A Wall Is Just A Wall written by Reiko Hillyer and has been published by Duke University Press this book supported file pdf, txt, epub, kindle and other format this book has been release on 2024-01-05 with Social Science categories.


Throughout the twentieth century, even the harshest prison systems in the United States were rather porous. Incarcerated people were regularly released from prison for Christmas holidays; the wives of incarcerated men could visit for seventy-two hours relatively unsupervised; and governors routinely commuted the sentences of people convicted of murder.

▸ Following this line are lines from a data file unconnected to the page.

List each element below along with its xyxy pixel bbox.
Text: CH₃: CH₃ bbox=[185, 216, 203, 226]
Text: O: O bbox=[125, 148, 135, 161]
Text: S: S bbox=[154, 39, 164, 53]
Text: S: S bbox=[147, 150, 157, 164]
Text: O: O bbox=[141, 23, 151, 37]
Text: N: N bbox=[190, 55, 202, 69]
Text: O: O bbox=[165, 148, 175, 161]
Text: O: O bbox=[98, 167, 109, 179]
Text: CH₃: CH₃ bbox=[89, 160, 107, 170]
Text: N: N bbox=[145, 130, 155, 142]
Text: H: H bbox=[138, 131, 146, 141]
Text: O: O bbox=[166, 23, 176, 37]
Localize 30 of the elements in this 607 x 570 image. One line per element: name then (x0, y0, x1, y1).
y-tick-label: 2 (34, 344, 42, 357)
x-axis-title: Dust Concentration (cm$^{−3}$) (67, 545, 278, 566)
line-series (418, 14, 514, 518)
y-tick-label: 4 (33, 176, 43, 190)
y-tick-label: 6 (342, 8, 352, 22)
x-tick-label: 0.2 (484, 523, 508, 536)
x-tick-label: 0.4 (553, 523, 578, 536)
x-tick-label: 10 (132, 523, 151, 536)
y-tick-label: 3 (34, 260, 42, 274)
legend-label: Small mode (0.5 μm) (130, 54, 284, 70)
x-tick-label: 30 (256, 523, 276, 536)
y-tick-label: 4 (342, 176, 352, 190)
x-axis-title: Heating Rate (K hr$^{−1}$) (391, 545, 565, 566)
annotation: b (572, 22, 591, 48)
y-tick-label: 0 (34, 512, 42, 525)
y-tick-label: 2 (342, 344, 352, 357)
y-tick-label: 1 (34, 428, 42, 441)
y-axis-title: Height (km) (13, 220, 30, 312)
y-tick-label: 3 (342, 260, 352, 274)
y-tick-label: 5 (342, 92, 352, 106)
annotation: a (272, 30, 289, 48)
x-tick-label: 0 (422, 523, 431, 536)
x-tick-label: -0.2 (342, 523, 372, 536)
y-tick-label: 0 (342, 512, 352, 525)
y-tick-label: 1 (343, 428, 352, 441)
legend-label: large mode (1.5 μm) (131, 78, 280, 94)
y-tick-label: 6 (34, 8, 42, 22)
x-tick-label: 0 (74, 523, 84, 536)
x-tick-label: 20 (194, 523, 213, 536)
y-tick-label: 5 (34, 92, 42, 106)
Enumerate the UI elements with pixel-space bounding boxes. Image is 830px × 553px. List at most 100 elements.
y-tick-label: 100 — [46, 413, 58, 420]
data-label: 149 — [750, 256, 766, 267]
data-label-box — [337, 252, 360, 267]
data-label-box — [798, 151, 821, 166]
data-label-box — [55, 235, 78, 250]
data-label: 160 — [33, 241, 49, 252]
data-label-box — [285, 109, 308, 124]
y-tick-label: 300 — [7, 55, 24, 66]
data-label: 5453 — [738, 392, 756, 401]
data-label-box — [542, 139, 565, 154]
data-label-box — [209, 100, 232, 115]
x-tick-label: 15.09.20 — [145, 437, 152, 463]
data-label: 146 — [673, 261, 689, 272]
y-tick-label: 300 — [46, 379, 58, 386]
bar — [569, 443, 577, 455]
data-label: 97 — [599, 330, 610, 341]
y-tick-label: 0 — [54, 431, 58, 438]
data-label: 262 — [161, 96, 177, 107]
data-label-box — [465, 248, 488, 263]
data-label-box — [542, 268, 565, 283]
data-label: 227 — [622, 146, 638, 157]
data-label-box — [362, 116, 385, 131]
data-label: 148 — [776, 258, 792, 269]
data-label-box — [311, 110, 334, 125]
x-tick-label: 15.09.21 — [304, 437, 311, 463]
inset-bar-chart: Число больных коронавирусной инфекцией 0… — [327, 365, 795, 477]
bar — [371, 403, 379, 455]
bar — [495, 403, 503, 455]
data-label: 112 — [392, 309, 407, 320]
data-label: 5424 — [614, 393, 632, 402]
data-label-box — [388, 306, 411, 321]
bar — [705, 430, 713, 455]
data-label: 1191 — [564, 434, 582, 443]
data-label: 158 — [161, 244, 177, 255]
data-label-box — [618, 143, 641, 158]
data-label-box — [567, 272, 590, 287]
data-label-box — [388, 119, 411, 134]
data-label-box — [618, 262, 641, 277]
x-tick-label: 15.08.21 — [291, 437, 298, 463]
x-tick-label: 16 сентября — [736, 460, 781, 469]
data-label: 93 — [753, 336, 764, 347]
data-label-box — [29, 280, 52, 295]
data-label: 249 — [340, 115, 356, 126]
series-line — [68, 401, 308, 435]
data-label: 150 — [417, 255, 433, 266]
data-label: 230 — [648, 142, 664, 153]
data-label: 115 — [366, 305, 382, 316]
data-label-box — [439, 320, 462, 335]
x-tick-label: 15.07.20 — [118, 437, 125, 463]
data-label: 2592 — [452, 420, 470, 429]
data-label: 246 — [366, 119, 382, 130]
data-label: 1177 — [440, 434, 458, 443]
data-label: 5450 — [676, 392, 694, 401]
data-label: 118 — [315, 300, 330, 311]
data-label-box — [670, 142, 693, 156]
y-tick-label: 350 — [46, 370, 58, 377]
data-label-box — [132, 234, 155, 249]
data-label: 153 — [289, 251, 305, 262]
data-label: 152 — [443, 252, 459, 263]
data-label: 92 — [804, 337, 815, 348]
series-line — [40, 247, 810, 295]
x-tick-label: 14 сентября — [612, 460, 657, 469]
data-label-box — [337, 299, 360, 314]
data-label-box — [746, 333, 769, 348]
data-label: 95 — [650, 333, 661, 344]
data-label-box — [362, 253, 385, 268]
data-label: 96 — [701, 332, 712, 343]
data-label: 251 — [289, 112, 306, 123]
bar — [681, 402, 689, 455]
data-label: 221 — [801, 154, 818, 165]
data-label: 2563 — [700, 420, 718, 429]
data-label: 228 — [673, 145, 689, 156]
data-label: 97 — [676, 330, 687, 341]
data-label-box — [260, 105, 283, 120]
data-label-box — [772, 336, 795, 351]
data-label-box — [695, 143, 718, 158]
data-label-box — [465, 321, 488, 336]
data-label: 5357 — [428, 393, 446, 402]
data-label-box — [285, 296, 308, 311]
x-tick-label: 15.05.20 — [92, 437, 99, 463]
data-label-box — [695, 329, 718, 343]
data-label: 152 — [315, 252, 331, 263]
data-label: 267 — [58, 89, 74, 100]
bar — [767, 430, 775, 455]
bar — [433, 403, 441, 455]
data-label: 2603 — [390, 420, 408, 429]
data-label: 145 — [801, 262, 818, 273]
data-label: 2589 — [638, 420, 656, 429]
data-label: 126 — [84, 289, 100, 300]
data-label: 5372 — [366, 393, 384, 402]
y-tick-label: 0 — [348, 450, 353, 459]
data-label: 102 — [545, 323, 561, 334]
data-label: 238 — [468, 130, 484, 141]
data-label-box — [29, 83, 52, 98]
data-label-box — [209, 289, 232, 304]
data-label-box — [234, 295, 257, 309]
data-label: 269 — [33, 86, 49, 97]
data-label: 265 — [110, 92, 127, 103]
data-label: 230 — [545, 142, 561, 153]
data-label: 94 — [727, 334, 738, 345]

By the 1990s, these practices had become rarer as politicians and the media—in contrast to corrections officials—described the public as potential victims who required constant protection against the threat of violence. In A Wall Is Just a Wall Reiko Hillyer focuses on gubernatorial clemency, furlough, and conjugal visits to examine the origins and decline of practices that allowed incarcerated people to transcend prison boundaries. Illuminating prisoners’ lived experiences as they suffered, critiqued, survived, and resisted changing penal practices, she shows that the current impermeability of the prison is a recent, uneven, and contested phenomenon. By tracking the “thickening” of prison walls, Hillyer historicizes changing ideas of risk, the growing bipartisan acceptance of permanent exile and fixing the convicted at the moment of their crime as a form of punishment, and prisoners’ efforts to resist.